Abstract: I will present a necessary condition for global-in-time existence of smooth compressible inviscid gas/fluid flows having the finite total mass and the finite total energy and give an example of the solutions to Euler equations satisfying such a condition, which were recently constructed by Sideris. Such solutions are compactly supposed, satisfy the physical vacuum condition, and expand into the vacuum. Global-in-time stability of such solutions will be discussed. This is based on joint work with Mahir Hadzic.

Friday, November 11, 2016

Yifeng Yu, UC Irvine

G-equation in the modeling of flame propagation

Abstract: G-equation is a well known model in turbulent combustion. In this talk, I will present some works about how the effective burning velocity (turbulent flame speed) depends on the strength of the ambient fluid (e.g. the speed of the wind) under various G-equation model.

Friday, November 18, 2016

Fei Wang, USC

Sobolev stability threshold for 2D shear flows near Couette

Abstract: We consider the 2D Navier-Stokes equation on $\mathbb T \times \mathbb R$, with initial datum that is $\varepsilon$-close in $H^N$ to a shear flow $(U(y),0)$, where $\| U(y) - y\|_{H^{N+4}} \ll 1$ and $N>1$. We prove that if $\varepsilon \ll \nu^{1/2}$, where $\nu$ denotes the inverse Reynolds number, then the solution of the Navier-Stokes equation remains $\varepsilon$-close in $H^1$ to $(e^{t \nu \partial_{yy}}U(y),0)$ for all $t>0$. Moreover, the solution converges to a decaying shear flow for times $t \gg \nu^{-1/3}$ by a mixing-enhanced dissipation effect, and experiences a transient growth of gradients.

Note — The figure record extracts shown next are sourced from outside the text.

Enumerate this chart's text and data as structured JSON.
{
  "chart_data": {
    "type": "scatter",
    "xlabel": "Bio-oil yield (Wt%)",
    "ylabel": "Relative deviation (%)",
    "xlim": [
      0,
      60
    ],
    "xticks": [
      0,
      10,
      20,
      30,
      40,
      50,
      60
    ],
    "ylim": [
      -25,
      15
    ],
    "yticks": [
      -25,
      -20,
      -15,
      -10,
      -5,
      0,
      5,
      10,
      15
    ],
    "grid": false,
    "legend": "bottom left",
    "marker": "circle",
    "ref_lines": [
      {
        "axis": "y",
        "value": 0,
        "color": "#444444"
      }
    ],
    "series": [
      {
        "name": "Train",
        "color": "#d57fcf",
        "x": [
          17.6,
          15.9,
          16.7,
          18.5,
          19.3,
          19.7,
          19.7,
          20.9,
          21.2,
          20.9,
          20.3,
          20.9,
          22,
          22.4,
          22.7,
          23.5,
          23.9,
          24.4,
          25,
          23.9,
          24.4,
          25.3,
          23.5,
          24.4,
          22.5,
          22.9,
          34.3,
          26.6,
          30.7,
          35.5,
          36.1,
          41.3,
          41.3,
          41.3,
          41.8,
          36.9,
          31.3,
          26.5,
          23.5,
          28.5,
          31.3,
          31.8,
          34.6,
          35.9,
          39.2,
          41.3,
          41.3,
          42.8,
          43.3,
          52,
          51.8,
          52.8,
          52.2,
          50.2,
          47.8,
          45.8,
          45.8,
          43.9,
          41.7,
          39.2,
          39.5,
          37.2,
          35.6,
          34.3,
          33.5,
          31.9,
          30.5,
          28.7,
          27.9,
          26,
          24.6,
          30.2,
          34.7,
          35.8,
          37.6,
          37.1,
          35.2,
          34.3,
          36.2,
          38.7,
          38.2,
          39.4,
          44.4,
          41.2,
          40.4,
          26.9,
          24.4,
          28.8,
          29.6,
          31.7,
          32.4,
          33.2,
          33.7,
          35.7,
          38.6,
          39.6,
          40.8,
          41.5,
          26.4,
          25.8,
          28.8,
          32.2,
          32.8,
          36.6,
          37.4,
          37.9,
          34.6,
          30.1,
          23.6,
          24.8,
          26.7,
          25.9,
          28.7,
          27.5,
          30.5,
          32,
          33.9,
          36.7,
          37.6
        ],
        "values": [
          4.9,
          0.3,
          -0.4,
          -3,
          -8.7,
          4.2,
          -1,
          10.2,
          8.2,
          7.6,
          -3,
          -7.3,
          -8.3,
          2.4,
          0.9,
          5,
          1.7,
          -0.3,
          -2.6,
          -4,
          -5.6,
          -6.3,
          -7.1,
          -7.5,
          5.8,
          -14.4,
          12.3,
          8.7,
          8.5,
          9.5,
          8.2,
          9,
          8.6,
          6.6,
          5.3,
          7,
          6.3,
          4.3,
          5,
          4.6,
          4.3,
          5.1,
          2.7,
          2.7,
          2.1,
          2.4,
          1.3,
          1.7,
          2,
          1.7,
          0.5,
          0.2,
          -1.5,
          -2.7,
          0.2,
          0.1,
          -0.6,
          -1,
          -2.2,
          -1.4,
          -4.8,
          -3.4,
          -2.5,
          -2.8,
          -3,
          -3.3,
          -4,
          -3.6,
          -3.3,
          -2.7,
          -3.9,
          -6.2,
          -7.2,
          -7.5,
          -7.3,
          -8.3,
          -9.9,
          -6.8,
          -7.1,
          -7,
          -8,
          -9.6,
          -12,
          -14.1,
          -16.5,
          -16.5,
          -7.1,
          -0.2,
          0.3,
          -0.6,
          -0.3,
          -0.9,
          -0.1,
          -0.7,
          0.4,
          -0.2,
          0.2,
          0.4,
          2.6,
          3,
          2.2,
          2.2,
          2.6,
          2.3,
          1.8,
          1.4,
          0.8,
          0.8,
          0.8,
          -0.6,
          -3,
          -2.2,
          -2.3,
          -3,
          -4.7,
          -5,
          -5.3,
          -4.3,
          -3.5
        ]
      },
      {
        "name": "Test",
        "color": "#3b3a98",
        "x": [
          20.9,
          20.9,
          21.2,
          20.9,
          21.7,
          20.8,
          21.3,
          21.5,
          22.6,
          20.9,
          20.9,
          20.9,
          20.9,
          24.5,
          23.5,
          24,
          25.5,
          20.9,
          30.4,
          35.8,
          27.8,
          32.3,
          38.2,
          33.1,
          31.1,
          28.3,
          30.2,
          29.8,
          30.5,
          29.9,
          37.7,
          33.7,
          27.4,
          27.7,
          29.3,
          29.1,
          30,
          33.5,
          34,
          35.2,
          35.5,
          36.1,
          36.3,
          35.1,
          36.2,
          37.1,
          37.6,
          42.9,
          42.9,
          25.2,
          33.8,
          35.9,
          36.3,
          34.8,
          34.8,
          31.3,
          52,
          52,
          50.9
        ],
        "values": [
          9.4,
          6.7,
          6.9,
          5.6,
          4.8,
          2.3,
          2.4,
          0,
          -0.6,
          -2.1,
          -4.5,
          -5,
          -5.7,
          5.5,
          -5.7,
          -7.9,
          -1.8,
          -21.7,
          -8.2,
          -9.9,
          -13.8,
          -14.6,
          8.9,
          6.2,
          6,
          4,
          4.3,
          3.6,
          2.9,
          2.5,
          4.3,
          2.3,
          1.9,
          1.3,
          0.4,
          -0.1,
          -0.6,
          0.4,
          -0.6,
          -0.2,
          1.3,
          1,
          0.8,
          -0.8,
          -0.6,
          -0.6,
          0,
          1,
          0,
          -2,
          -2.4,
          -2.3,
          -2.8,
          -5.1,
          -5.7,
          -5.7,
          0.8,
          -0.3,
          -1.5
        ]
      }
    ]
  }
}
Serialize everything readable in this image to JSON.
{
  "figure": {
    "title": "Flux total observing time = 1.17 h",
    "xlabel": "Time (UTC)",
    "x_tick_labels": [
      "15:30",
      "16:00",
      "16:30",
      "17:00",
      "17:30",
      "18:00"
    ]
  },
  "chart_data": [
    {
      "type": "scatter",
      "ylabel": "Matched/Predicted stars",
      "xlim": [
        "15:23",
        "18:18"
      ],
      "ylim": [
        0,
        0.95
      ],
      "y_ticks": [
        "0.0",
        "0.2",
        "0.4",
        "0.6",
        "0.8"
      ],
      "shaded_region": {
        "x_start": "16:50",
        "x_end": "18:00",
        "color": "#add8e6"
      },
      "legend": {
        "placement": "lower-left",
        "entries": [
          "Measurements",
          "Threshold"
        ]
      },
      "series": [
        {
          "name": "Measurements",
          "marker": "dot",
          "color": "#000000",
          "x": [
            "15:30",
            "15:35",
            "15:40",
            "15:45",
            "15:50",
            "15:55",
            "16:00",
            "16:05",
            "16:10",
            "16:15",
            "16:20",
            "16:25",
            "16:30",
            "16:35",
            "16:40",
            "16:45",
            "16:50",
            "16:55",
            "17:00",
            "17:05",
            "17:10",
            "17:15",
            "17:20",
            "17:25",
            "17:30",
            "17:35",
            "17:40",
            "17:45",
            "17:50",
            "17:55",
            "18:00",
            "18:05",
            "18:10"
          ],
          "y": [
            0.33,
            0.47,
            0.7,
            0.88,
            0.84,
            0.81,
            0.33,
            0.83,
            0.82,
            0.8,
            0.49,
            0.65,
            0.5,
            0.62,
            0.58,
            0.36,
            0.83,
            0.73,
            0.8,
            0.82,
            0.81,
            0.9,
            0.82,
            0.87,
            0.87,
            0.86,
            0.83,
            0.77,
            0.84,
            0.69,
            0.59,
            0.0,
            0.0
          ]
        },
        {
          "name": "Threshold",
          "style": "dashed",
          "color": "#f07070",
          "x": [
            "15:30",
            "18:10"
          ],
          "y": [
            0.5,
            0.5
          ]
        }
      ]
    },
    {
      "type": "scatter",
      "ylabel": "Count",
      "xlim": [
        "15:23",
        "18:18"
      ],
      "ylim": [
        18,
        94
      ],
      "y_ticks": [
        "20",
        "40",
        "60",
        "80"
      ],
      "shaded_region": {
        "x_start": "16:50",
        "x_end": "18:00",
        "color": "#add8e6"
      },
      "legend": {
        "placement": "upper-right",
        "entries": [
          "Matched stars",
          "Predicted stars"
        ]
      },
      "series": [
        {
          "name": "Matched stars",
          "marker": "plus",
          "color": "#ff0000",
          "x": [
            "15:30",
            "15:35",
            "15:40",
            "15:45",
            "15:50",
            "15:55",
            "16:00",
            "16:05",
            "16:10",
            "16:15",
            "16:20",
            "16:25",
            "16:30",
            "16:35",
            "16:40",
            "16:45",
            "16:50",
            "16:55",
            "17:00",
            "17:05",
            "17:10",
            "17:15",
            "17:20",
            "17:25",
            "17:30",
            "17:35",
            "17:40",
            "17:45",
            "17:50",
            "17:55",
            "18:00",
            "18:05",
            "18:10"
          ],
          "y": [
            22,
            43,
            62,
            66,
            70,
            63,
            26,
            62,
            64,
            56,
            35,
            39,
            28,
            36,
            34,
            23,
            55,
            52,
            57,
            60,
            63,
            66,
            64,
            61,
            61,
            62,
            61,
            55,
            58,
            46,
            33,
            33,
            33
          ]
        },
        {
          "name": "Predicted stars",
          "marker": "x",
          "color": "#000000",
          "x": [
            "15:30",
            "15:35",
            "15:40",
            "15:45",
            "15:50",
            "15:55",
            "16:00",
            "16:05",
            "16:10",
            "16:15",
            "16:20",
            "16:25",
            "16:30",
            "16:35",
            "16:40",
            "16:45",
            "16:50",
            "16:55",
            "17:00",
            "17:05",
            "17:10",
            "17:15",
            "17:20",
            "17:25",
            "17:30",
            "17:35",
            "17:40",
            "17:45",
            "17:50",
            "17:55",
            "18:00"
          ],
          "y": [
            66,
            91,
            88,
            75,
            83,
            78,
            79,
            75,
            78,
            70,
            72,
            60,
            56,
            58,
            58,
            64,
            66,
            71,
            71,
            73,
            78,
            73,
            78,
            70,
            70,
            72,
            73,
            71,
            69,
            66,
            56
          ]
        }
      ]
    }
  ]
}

In particular, this shows that the stability threshold in finite regularity scales no worse than $\nu^{1/2}$ for 2D shear flows close to the Couette flow. This is a joint work with Jacob Bedrossian and Vlad Vicol.

Friday, December 5, 2016

Boris Muha, University of Zagreb

Existence of a weak solution to a fluid-elastic structure interaction problem with the Navier slip boundary condition

Abstract: We study a nonlinear, moving boundary fluid-structure interaction (FSI) problem between an incompressible, viscous Newtonian fluid, modeled by the 2D Navier-Stokes equations, and an elastic structure modeled by the shell or plate equations. The fluid and structure are coupled via the Navier slip boundary condition and balance of contact forces at the fluid- structure interface. The slip boundary condition is more realistic than the classical no-slip boundary condition in situations, e.g., when the structure is “rough”, and in modeling FSI dynamics near, or at a contact. Cardio-vascular tissue and cell-seeded tissue constructs, which consist of grooves in tissue scaffolds that are lined with cells, are examples of “rough” elastic interfaces interacting with an incompressible, viscous fluid. The problem of heart valve closure is an example of a FSI problem with a contact involving elastic interfaces. We prove the existence of a weak solution to this class of problems by designing a constructive proof based on the time discretization via operator splitting. This is a joint work with S.~Canic, University of Houston.